Christopher, who had been placed in foster care as a baby, was raised by his aunt Christine Duffley and her husband Steve. The couple formally adopted him in 2003. "I wanted to do the right thing," Christine said.
"I wasn't looking to be a super mom,” the mother of four said. “A lot of families with special needs can identify with the day-by-day survival. I didn't know how to take care of a blind and autistic child. My kids loved Christopher and we want Christopher to be independent. We want him to thrive so we gave him as many things as we could."
Christopher learned how to communicate with others through his love of music.
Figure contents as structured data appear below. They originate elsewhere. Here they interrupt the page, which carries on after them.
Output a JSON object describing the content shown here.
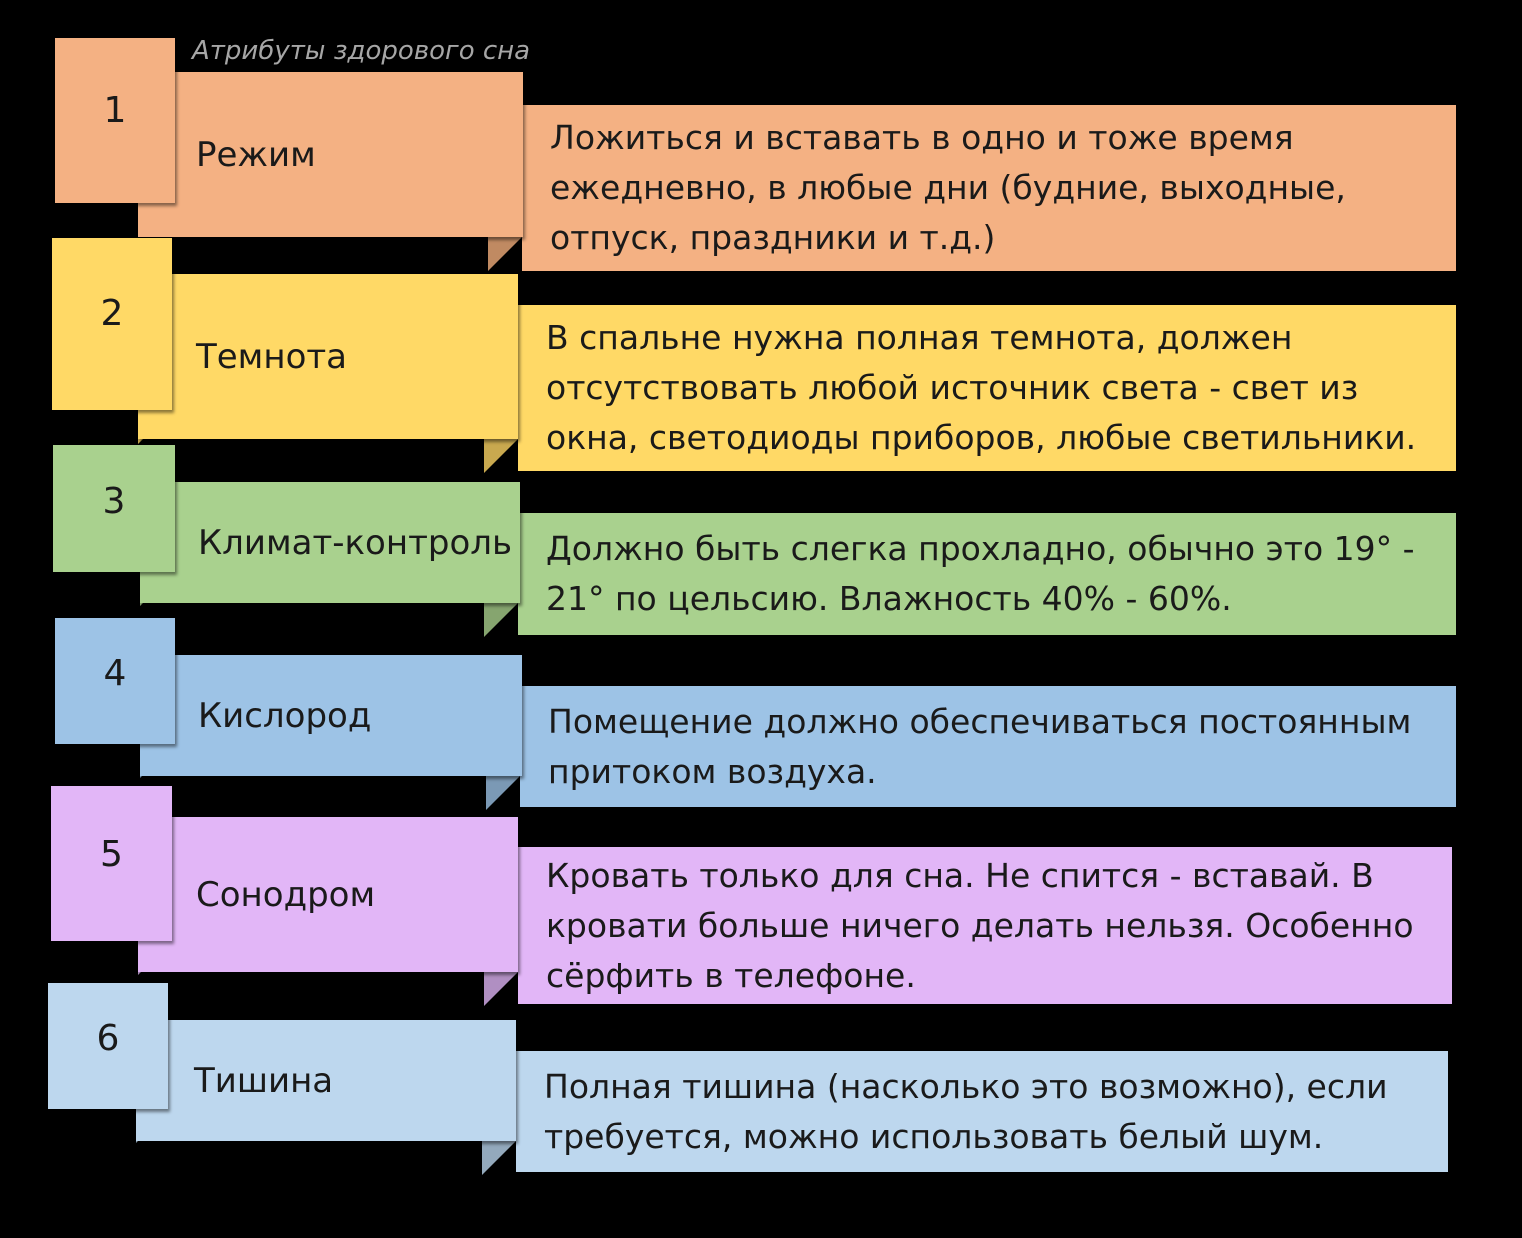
{
  "title": "Атрибуты здорового сна",
  "items": [
    {
      "number": "1",
      "label": "Режим",
      "description": "Ложиться и вставать в одно и тоже время ежедневно, в любые дни (будние, выходные, отпуск, праздники и т.д.)",
      "color": "#f4b183",
      "fold_color": "#c08a62"
    },
    {
      "number": "2",
      "label": "Темнота",
      "description": "В спальне нужна полная темнота, должен отсутствовать любой источник света - свет из окна, светодиоды приборов, любые светильники.",
      "color": "#ffd966",
      "fold_color": "#c9a94f"
    },
    {
      "number": "3",
      "label": "Климат-контроль",
      "description": "Должно быть слегка прохладно, обычно это 19° - 21° по цельсию. Влажность 40% - 60%.",
      "color": "#a9d18e",
      "fold_color": "#86a56f"
    },
    {
      "number": "4",
      "label": "Кислород",
      "description": "Помещение должно обеспечиваться постоянным притоком воздуха.",
      "color": "#9dc3e6",
      "fold_color": "#7b99b5"
    },
    {
      "number": "5",
      "label": "Сонодром",
      "description": "Кровать только для сна. Не спится - вставай. В кровати больше ничего делать нельзя. Особенно сёрфить в телефоне.",
      "color": "#e2b6f7",
      "fold_color": "#b08fc2"
    },
    {
      "number": "6",
      "label": "Тишина",
      "description": "Полная тишина (насколько это возможно), если требуется, можно использовать белый шум.",
      "color": "#bdd7ee",
      "fold_color": "#93a9bc"
    }
  ]
}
“It was the music therapy where we realized that he really had talent, that he had perfect pitch, that the harmonies we heard were definitely a gift that he had,” Christine said.
His burgeoning singing career took off after he posted a now-famous video clip of the song “Open the Eyes of My Heart” in 2011 on YouTube.
“There wasn't a dry eye in the place and the ovation was crazy. It was just a beautiful experience because the choir was behind him,” Steve Duffley told ABC News. That video has been translated into multiple languages and viewed millions of times.
“I like singing because when I'm at an event, I know that it brings joy to people,” Christopher explained.
Christopher hosts a weekly “Mission Possible” podcast as a way to connect with fans and to encourage others living with disabilities to dream big. He even edits and engineers each podcast.
Christopher's music coach, Michael Shaughnessy, says the young man is a natural leader.
“He wants to advocate for people. He wants to move other people to action. I see that in him. That's a leadership quality I think he has,” he said.
Christine says Christopher is also teaching his peers about his disability and how he is very much like them in other ways.
"The kids get to learn things about blindness so that when they meet a blind person they're more comfortable. They realize ... that Christopher has the same dreams and aspirations. He's no different, he just does things differently,” Christine said.